Scratch, during his set. Photo by Alexis Rodriguez.
Earlier this week, Lula Lounge was converted into a world in which hip-hop reigned supreme. As part of Manifesto’s One City Series, hip-hop heads and curious media-types came out to support Toronto author Dalton Higgins at the launch his latest book. Hip Hop World —his newest contribution—is a thorough examination of hip-hop culture from a global perspective.
It was a good party with no pretentious dress code and no cover, and the crowd grew steadily throughout the night. Between performances and in an on-stage interview with Garvia Bailey, host of Big City, Small World on CBC Radio, Higgins provided background on the making of Hip Hop World, commentary on hip-hop’s bad rap, and the future of the culture, as he sees it.
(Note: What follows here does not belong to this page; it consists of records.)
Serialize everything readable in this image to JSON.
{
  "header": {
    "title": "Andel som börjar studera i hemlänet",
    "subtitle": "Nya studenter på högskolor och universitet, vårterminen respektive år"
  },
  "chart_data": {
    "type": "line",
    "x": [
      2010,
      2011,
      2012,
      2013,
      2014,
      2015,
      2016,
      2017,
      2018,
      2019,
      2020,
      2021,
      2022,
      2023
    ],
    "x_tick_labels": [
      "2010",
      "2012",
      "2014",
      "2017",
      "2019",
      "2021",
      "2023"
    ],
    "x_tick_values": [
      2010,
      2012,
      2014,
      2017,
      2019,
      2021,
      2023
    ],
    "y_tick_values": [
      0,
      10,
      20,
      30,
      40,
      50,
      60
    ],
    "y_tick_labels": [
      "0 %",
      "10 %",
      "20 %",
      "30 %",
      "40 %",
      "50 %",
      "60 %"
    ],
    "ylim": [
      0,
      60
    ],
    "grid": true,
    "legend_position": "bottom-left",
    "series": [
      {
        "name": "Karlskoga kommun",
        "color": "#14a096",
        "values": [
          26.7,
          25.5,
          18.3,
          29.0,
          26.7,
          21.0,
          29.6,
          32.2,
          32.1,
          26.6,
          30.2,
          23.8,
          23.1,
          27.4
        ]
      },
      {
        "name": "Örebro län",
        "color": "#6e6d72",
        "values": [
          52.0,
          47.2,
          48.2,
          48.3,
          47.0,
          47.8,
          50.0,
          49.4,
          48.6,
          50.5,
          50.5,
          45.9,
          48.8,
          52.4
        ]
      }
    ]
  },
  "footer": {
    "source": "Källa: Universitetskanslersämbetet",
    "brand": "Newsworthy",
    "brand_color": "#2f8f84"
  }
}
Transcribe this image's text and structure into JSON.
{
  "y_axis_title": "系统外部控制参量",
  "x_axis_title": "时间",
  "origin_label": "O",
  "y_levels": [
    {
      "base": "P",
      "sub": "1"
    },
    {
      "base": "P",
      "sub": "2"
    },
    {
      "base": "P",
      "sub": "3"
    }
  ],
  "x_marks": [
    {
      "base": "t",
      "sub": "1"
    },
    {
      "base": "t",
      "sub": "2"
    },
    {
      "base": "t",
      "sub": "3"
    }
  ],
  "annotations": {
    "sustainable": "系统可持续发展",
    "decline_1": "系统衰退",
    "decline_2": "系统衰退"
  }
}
Hip-hop’s ills have been well documented: the hyper-sexualization of women, the blatant disregard of the context from which the N-word came, and of course, the undeniable materialism. Higgins also “went there” (as Bailey put it) by challenging the idea that hip-hop is the last bastion of heterosexuality in the music industry. How is it, he asked, that in its more than thirty years of existence, there haven’t been any openly gay, successful commercial rappers?
But besides the usual critiques, Higgins also heralded hip-hop as a tool for social change and a way for international communities to tell their own stories of disenfranchisement and marginalization. Higgins promised readers would find surprising new information in Hip Hop World, as he did while researching the book.
DJ L’Oqenz kept attendees entertained with progressive rap music between sets, and DJ Dopey, former World DMC champion and resident DJ on MTV Canada, showcased the art of turntablism. Cuban emcee/poet Telmary spit socially conscious lyrics in Spanish and Wio-k and Grimace Love represented the Toronto rap scene.
The highlight of the night was, undoubtedly, a beatboxing set from Scratch, formerly of The Roots. Beginning with traditional hip-hop beats, Scratch slid seamlessly into easily recognizable reggae classics, and then back into some popular rap tracks. The audience was captivated—impressive, since eliciting participation from a too cool Toronto crowd is never an easy feat.